Methods: In this retrospective cohort study, we utilized data sourced from the TriNetX electronic health records global collaborative network, which included 131,466,594 patients. The target population of this investigation was patients with T2DM who had no prior ICD-10 code for gastroparesis or usage of GLP-1 RA or DPP-4 inhibitors in the five years preceding their initial semaglutide treatment. A comparative group meeting the same inclusion criteria was identified among patients who commenced treatment with sitagliptin. Before matching, the patient population consisted of 54,951 in the semaglutide cohort and 118,123 in the sitagliptin cohort. To mitigate potential confounding factors such as age, sex, alcohol consumption, smoking habits, and obesity, a propensity score match was executed, resulting in two well-balanced cohorts (n=53,989 each).

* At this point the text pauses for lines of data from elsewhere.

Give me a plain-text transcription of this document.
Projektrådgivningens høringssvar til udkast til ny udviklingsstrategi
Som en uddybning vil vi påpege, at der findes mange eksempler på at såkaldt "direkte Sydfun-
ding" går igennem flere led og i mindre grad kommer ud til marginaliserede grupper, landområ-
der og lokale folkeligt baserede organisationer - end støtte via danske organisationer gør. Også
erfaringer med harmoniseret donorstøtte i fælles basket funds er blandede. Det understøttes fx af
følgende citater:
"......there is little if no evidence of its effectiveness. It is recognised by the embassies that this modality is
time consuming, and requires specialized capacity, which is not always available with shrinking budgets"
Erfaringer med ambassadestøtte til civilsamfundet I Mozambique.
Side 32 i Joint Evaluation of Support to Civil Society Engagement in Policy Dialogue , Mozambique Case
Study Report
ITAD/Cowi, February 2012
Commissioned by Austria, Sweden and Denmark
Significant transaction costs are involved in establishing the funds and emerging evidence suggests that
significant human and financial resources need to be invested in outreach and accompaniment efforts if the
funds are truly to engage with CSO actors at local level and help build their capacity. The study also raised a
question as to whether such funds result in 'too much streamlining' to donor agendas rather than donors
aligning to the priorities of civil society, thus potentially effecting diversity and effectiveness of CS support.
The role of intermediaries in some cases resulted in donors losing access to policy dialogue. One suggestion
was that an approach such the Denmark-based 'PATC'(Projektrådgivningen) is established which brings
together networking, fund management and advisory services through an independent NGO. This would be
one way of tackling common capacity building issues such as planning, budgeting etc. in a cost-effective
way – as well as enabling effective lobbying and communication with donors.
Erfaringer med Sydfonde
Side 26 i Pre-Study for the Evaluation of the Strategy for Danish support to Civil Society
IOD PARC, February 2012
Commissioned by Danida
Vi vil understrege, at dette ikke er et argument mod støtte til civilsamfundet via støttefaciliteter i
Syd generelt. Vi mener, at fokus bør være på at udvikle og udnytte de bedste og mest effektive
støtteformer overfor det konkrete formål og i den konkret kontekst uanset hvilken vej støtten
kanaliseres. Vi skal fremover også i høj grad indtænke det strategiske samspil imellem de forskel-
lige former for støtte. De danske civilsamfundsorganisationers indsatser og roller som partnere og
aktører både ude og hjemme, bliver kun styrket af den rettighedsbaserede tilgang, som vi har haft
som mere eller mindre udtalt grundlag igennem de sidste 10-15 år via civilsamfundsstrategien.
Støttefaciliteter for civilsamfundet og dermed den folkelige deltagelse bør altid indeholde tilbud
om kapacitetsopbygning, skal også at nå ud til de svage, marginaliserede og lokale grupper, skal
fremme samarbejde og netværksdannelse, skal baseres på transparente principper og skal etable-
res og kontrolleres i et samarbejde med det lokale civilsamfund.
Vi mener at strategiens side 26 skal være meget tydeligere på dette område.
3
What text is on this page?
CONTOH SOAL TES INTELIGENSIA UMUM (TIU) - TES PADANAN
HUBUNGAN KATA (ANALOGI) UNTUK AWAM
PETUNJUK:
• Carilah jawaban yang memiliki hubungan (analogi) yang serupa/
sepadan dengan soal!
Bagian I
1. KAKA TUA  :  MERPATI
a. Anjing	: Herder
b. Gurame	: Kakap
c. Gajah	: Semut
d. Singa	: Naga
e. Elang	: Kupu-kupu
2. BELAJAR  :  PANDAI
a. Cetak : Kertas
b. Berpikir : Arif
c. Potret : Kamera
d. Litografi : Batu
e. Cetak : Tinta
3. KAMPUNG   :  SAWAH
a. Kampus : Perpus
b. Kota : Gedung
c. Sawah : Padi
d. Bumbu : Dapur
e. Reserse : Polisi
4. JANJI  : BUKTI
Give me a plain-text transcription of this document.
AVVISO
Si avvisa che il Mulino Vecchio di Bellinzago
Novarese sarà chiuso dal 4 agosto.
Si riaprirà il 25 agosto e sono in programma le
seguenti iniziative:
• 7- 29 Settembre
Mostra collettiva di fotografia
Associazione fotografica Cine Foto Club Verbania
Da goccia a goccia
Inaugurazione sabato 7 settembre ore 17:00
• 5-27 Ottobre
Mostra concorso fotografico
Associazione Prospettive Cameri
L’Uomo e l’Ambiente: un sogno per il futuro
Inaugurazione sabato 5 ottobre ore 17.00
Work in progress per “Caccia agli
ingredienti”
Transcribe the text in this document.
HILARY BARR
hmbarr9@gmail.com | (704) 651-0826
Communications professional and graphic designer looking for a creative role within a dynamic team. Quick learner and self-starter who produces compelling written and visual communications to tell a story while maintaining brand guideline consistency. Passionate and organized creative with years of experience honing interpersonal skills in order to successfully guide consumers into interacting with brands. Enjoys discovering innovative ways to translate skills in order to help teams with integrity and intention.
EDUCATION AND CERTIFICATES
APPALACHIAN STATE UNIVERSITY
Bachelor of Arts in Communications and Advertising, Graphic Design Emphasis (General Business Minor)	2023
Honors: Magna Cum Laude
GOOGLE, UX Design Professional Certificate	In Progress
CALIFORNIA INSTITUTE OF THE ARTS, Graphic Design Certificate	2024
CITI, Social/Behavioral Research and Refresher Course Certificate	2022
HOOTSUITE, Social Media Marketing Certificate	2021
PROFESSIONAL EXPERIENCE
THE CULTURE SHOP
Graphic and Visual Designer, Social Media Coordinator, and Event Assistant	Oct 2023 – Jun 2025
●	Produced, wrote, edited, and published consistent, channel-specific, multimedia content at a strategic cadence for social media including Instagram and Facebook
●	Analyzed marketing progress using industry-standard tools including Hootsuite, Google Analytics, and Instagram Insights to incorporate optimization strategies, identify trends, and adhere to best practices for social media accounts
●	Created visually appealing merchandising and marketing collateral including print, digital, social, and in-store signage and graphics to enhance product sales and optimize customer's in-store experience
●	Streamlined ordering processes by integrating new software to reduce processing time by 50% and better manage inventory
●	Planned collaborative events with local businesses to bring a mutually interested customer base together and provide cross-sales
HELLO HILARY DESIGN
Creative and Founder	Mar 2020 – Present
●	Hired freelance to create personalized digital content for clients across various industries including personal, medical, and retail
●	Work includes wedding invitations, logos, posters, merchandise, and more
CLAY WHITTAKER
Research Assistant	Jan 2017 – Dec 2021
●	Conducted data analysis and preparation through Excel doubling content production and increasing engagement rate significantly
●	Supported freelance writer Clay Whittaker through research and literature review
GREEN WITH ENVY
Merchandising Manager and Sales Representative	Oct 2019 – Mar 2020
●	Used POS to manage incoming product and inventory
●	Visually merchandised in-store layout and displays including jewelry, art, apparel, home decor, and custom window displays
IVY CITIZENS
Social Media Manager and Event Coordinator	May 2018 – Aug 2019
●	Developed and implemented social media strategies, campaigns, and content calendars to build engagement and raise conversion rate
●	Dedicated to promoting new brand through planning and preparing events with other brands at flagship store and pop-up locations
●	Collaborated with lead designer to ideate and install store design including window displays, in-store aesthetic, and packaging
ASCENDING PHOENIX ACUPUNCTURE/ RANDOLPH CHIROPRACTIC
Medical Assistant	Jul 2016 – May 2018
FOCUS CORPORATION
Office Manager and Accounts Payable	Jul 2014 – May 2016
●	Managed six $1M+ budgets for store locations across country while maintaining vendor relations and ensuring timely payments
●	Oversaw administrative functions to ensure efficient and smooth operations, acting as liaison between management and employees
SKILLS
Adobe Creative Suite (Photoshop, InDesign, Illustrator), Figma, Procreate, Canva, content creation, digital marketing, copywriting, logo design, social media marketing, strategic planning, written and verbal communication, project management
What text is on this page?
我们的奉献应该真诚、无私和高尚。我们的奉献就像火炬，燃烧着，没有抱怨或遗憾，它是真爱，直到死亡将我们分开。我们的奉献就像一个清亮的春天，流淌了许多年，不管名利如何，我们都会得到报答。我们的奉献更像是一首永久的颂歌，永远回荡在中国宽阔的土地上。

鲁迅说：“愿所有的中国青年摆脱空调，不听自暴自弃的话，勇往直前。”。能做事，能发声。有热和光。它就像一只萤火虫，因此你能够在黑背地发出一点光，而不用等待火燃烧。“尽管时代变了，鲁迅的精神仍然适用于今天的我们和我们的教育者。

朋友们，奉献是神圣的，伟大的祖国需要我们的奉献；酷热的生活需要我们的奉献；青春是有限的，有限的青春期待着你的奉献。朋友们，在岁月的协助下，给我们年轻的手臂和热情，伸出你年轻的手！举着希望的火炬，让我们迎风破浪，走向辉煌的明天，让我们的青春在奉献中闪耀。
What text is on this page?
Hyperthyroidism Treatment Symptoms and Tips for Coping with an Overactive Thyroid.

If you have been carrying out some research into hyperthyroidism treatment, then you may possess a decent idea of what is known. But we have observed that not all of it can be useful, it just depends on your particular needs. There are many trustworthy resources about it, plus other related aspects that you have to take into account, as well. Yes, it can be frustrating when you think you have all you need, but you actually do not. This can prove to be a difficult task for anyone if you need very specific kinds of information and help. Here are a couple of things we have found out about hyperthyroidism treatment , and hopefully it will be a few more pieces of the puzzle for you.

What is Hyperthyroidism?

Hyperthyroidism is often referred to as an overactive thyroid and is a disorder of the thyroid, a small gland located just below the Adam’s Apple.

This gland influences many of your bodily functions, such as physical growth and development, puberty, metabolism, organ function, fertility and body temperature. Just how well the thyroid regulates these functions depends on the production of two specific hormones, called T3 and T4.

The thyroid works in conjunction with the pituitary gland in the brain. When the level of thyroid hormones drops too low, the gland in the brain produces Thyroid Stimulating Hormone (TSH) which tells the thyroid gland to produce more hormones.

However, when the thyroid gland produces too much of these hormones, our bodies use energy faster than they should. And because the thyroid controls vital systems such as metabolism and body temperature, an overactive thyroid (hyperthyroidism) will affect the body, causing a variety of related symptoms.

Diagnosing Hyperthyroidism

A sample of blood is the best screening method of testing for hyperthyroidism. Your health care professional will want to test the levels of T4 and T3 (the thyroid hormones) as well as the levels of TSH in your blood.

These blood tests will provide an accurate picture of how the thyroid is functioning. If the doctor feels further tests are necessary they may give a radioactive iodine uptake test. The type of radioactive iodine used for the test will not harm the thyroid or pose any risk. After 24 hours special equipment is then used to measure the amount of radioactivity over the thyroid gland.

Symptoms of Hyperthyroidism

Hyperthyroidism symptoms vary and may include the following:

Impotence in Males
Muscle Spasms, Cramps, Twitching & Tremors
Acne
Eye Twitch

Results: Within the 6 months following initiation of semaglutide or sitagliptin, the incidence of gastroparesis was slightly higher in the semaglutide group (154 events) compared to the sitagliptin group (137 events), but this difference was not statistically significant (p = 0.3183). The relative risk associated with semaglutide was 1.124 (95% CI: 0.893-1.415), indicating no significant increase in risk compared to sitagliptin. Similarly, no significant differences were observed within 1 year of starting semaglutide as compared to sitaglitptin.

Discussion/Conclusion: Our data show that semaglutide is not associated with a significant increase in gastroparesis within six months of initiation compared to sitagliptin in patients with T2DM and that overall incidence is low. Prospective studies are required to elucidate if there is an increased risk of gastroparesis with GLP-1 RA as compared to other hypoglycemic therapies, given that this patient population is already at a higher baseline risk.